将棋の渡辺明棋王への挑戦者を決める第48期棋王戦コナミグループ杯で、挑戦者決定二番勝負第2局の藤井聡太竜王(王位・叡王・王将・棋聖)―佐藤天彦九段の対局が27日、東京・将棋会館で行われ、先手の藤井竜王が81手で勝利し、棋王戦の挑戦権を獲得した。
藤井竜王は棋王戦・決勝トーナメント準決勝で佐藤九段に敗れ、敗者復活戦へ。そこから伊藤匠五段、羽生善治九段を破って、挑戦者決定二番勝負に進出していた。この決定戦は変則二番勝負で、トーナメント優勝者の佐藤九段は1勝のアドバンテージが与えられ、1勝すれば挑戦権獲得、藤井竜王は2連勝が条件だった。

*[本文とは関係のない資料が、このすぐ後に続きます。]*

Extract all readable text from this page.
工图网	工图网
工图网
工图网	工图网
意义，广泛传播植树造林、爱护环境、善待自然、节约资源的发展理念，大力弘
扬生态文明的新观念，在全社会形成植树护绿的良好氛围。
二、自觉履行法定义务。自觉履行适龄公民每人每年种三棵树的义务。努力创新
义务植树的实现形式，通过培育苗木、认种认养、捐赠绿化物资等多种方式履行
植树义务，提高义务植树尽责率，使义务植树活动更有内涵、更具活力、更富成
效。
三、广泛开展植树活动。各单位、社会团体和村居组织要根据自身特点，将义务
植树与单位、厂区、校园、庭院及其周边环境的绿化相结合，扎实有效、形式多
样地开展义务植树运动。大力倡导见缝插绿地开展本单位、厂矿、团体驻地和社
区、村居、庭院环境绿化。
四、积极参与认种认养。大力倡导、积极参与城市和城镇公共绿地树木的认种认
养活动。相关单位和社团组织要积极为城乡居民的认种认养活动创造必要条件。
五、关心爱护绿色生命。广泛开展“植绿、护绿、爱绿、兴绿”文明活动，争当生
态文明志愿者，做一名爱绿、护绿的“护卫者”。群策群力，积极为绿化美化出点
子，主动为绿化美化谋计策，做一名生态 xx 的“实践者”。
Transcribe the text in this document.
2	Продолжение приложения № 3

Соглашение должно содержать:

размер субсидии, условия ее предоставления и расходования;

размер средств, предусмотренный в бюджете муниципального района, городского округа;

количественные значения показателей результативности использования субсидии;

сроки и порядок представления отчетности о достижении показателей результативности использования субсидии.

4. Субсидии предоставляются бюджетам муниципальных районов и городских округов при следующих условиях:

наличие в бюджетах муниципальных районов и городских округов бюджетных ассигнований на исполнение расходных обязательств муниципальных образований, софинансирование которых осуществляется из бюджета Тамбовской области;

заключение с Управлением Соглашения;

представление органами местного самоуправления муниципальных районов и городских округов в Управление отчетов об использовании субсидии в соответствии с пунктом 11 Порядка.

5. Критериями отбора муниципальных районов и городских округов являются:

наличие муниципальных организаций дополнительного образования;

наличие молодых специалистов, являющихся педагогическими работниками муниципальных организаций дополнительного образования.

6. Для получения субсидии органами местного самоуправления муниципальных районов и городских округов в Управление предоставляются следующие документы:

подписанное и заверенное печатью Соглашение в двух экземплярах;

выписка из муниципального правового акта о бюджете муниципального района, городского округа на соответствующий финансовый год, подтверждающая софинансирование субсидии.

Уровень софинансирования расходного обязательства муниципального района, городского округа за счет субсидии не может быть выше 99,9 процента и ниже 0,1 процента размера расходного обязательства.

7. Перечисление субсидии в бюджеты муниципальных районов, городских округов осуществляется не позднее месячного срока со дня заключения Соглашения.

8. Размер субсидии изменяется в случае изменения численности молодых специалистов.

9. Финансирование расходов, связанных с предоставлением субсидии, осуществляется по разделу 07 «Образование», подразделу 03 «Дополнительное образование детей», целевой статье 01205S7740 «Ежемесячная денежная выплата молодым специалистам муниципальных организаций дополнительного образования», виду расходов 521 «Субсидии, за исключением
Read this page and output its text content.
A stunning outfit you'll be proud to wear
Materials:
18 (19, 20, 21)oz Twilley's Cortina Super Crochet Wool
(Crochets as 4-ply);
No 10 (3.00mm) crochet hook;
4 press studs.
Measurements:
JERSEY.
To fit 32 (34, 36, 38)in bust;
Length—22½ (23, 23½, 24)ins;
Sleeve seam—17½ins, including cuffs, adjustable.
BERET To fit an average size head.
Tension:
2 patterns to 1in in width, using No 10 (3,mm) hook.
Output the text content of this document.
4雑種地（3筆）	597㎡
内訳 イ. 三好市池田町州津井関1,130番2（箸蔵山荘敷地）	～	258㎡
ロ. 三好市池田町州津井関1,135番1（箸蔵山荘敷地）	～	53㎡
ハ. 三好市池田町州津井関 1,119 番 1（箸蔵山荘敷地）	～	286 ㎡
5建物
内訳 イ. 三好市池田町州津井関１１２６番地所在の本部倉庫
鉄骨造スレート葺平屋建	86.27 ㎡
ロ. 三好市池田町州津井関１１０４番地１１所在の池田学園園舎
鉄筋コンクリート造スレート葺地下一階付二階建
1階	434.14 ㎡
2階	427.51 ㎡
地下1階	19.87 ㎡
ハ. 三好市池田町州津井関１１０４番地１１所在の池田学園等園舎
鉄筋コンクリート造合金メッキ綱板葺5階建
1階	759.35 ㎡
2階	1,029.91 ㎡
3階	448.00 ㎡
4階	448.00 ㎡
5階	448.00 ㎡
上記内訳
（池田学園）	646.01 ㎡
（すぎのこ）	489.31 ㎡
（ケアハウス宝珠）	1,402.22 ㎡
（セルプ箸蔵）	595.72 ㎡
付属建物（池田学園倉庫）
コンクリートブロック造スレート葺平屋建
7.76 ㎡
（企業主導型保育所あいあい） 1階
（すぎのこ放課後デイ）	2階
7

苦しい条件ながら、藤井竜王は19日の第1局で勝利。この日の2局目も優位に立つと、終盤は佐藤九段の攻撃の芽をことごとくつぶすという、藤井竜王としては珍しい〝激辛将棋〟で勝利した。
初の棋王位挑戦、さらに六冠を目指す戦いとなる棋王戦の戦いを振り返り、藤井竜王は「充実感がある。結果が残せてうれしい。(六冠は)意識しないで5番勝負を戦いたい」と語った。
渡辺棋王は21年度に棋王位10連覇を達成。棋王戦では圧倒的な強さを見せている。一方の藤井竜王はタイトル戦に11期登場し、これまで負けなし。果たしてどんな戦いになるのか。棋王戦5番勝負の第1局は来年の2月5日、長野県長野市で行われる。